Hence the continued prominence of activists like Jessen. She says her mother's failed abortion -- which she claims is the cause of her cerebral palsy -- took place in California in 1977. Jessen never met her biological mother and learned the story from her adopted mother. Even if we accept the story at face value, it's unclear what its relevance is today: The conditions Jessen describes -- a saline abortion late in the pregnancy -- are exceptionally rare now, thanks to medical improvements and legal restrictions.

Explicit in narratives like Jessen's is the idea that women have abortions either out of ignorance -- because they were duped by doctors or a society telling them that this was a clump of tissue -- or, if they knew that a medical error was all that stood between an abortion and a live birth and did it anyway, they were just selfish.
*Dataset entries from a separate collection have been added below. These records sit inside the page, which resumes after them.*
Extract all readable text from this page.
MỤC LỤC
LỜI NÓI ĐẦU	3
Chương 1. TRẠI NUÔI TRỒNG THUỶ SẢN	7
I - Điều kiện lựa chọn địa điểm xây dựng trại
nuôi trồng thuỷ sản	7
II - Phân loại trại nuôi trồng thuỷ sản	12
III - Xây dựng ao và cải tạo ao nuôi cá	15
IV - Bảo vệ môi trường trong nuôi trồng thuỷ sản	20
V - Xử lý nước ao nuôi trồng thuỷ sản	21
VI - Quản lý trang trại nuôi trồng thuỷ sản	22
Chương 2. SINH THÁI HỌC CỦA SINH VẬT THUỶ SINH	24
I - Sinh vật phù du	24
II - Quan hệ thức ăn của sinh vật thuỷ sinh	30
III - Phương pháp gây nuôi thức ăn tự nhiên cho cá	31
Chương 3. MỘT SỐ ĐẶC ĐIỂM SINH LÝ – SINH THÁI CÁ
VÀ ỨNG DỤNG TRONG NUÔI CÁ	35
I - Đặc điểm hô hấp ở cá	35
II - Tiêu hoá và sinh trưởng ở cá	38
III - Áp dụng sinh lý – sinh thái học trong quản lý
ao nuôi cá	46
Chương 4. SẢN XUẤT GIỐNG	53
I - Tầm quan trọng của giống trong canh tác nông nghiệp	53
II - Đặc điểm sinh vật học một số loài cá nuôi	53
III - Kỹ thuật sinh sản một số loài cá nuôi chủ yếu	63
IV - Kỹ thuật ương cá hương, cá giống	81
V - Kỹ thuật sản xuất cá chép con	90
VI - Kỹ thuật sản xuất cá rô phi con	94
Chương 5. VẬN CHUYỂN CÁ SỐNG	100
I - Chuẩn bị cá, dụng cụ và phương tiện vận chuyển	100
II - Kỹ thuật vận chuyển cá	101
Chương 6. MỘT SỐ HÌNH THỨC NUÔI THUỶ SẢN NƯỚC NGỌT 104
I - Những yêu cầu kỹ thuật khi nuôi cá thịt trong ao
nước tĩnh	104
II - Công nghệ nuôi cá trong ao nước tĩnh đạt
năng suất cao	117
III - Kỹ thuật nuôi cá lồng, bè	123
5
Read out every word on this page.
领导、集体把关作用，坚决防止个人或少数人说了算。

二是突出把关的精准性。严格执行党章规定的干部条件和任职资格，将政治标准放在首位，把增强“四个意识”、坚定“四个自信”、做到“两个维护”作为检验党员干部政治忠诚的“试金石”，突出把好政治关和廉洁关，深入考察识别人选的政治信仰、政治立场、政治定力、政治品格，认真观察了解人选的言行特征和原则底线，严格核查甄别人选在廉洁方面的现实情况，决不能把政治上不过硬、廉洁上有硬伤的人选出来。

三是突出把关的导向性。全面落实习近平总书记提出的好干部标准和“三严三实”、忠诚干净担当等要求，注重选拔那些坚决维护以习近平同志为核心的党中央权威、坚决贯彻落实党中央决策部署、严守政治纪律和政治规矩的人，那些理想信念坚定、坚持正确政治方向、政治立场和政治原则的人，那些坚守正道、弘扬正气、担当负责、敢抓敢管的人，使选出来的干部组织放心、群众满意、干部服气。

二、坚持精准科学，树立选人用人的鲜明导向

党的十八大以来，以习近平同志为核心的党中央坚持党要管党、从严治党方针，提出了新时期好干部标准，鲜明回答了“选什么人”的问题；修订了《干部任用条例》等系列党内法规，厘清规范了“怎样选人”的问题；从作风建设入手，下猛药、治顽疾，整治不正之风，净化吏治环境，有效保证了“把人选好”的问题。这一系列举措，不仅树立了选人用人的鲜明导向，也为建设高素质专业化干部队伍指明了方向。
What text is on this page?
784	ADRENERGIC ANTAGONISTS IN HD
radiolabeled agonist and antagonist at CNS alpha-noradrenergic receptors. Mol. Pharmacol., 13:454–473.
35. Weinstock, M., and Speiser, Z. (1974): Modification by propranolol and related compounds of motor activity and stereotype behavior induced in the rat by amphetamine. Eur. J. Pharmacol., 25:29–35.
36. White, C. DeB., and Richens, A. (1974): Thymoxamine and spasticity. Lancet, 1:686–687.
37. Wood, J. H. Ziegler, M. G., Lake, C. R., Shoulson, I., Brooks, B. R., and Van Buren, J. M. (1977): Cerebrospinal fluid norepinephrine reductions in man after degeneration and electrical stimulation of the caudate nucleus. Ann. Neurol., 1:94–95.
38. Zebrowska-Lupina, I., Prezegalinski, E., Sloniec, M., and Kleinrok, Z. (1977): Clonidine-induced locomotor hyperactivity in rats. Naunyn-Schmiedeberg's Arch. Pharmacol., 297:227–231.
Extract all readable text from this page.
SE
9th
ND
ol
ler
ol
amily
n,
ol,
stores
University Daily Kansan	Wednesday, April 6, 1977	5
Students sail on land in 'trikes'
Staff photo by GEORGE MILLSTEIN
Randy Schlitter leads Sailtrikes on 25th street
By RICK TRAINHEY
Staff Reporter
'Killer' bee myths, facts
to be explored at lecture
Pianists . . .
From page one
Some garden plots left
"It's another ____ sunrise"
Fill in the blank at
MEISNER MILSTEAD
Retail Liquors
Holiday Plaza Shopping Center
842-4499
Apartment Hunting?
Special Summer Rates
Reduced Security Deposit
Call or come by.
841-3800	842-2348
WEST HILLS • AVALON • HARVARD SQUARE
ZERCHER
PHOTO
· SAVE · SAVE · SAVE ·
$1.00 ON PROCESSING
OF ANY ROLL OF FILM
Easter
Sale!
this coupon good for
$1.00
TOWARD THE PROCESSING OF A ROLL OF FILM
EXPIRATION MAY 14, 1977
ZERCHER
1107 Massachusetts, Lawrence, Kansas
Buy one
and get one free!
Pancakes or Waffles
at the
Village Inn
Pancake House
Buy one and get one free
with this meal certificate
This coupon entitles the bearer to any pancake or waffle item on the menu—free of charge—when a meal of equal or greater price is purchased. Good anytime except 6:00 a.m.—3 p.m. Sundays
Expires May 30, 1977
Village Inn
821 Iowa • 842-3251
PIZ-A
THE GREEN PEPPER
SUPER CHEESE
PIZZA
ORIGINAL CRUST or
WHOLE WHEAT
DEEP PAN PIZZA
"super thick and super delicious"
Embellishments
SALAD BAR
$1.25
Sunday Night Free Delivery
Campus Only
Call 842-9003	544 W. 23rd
That's how you get to the mother in "October Baby," whose representation as a cruel Mercedes-driving lawyer prompted Slate's Libby Copeland to write that it represented the movie's suggestion, consistent with misrepresentations of the antiabortion movement, "that women choose abortion as a matter of convenience, that they opt for posh lifestyles and fancy cars as opposed to seriously weighing their ability to feed and clothe a future child. In fact the reasons real women give, as outlined in a study by the Guttmacher Institute, suggests they feel they have run through their options. They can’t afford a baby; they can’t have a baby and keep their job; they don’t think they can hack it as single parents. Many have other children to think about."

Of course, if you believe it's a woman's choice to be pregnant or not be pregnant, it doesn't ultimately matter, at least from a policy perspective, whether her reasons are selfish or not. And if you think she's a murderer whether she takes the morning after pill or she aborts in the third trimester, we're back where we started.